Promossa dal Comune di Assisi e dalla Provincia Serafica di San Francesco d’Assisi, in collaborazione con la Fondazione Ente dello Spettacolo, la stessa padrona di casa, il sindaco Stefania Proietti è apparsa emozionata, partecipe di una serata di particolare condivisione. Non retorici i suoi ringraziamenti a chi ha rinnovato quello che per il mondo religioso e laico è lo spirito di Assisi. Toccante il ricordo che ha fatto Susanna Nicchiarelli, recuperando la genesi del film, del lavoro affrontato con Chiara Frugoni che ha collaborato alla sceneggiatura. Storica, specialista del Medioevo e di storia della Chiesa, Frugoni è stata importante per la ricostruzione delle vicende fondamentali della vita di Chiara e del contesto. “Ci siamo confrontate a lungo. La sua consulenza è stata fondamentale. Ho letto – ha spiegato la regista – i suoi libri che aprono una prospettiva diversa rispetto alla visione classica di Chiara, quella dell’agiografia. Era una ribelle, stava dalla parte degli ultimi in una società ingiusta dove il divario tra chi ha tutto e chi niente era enorme, come lo è oggi. Ha costruito una comunità di uguali, senza gerarchie. Come donna non le era permesso di fare ciò che faceva Francesco, per esempio non poteva andare in Marocco ed è uno dei momenti in cui si infuria. Lei desiderava un apostolato attivo. Nel Medioevo le donne religiose si dovevano chiudere in convento, scomparire. Chiara invece voleva essere d’esempio. La vita religiosa era una scelta di libertà, in un’epoca in cui ti costringevano a sposare a 12 anni un uomo che poteva averne 70. Il taglio dei capelli così come l’indossare il velo, un atto di liberazione che lascia riflettere, invece, sulle costrizioni che imperano oggi e sviliscono e schiavizzano l’esistenza delle donne”.

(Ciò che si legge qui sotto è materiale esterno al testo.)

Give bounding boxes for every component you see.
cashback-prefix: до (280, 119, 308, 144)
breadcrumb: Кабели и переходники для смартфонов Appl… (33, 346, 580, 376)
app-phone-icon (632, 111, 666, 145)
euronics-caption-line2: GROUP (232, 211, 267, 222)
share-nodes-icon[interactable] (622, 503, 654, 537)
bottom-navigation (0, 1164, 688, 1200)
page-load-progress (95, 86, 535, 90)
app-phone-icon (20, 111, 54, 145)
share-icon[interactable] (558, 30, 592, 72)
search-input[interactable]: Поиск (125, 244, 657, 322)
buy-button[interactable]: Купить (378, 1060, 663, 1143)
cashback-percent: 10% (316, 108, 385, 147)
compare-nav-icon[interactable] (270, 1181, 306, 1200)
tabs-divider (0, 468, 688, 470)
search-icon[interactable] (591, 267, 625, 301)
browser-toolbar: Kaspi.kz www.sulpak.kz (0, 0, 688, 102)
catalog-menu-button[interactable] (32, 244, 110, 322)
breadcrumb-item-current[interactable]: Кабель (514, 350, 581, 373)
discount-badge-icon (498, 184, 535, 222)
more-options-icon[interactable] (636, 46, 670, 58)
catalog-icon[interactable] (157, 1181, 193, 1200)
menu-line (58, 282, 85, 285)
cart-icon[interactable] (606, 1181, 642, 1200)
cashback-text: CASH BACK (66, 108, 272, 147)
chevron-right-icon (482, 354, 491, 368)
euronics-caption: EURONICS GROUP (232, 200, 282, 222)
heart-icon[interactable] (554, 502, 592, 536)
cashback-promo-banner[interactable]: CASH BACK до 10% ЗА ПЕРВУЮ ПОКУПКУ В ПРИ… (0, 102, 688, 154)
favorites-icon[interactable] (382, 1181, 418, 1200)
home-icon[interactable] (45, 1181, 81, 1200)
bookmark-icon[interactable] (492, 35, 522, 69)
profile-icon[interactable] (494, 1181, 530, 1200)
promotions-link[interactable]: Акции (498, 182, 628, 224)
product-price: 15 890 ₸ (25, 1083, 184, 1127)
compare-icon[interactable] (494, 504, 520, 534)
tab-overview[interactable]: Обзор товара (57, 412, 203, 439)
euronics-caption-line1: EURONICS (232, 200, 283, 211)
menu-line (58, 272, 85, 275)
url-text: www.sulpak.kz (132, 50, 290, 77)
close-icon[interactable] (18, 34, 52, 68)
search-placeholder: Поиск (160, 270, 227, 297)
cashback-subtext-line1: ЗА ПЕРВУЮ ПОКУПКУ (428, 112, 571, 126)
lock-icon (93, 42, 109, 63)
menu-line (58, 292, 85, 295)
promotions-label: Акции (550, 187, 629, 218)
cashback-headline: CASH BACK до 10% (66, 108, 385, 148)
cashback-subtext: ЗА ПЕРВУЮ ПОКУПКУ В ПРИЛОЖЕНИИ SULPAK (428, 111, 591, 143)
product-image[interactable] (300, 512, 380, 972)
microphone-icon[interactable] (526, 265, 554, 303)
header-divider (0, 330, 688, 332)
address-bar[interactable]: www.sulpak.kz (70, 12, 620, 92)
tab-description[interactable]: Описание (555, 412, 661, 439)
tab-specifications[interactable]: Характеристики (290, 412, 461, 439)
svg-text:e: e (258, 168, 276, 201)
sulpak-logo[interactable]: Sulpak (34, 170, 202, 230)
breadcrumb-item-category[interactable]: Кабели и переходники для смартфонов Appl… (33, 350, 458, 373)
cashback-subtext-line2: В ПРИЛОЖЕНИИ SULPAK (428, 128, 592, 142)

Emozionata la giovanissima protagonista Margherita Mazzucco: “Non conoscevo la storia di Chiara. Quando mi è stato proposto il ruolo sono rimasta perplessa. Poi devo dire che questa figura mi ha affascinato. Ho cercato di dare il meglio di me stessa”.
Per padre Massimo Travascio, Custode della Porziuncola: “Chiara ha saputo parlare ai cuori della gente con gioia. Chiara di nome, chiarissima per virtù”. Così come è un pezzo punk, I’m enough dei Downtown Boys, a scatenare la danza liberatoria di Miss Marx, è la canzone di Cosmo, Le cose più rare, a farci immaginare Chiara, oggi, in mezzo a noi. Vera.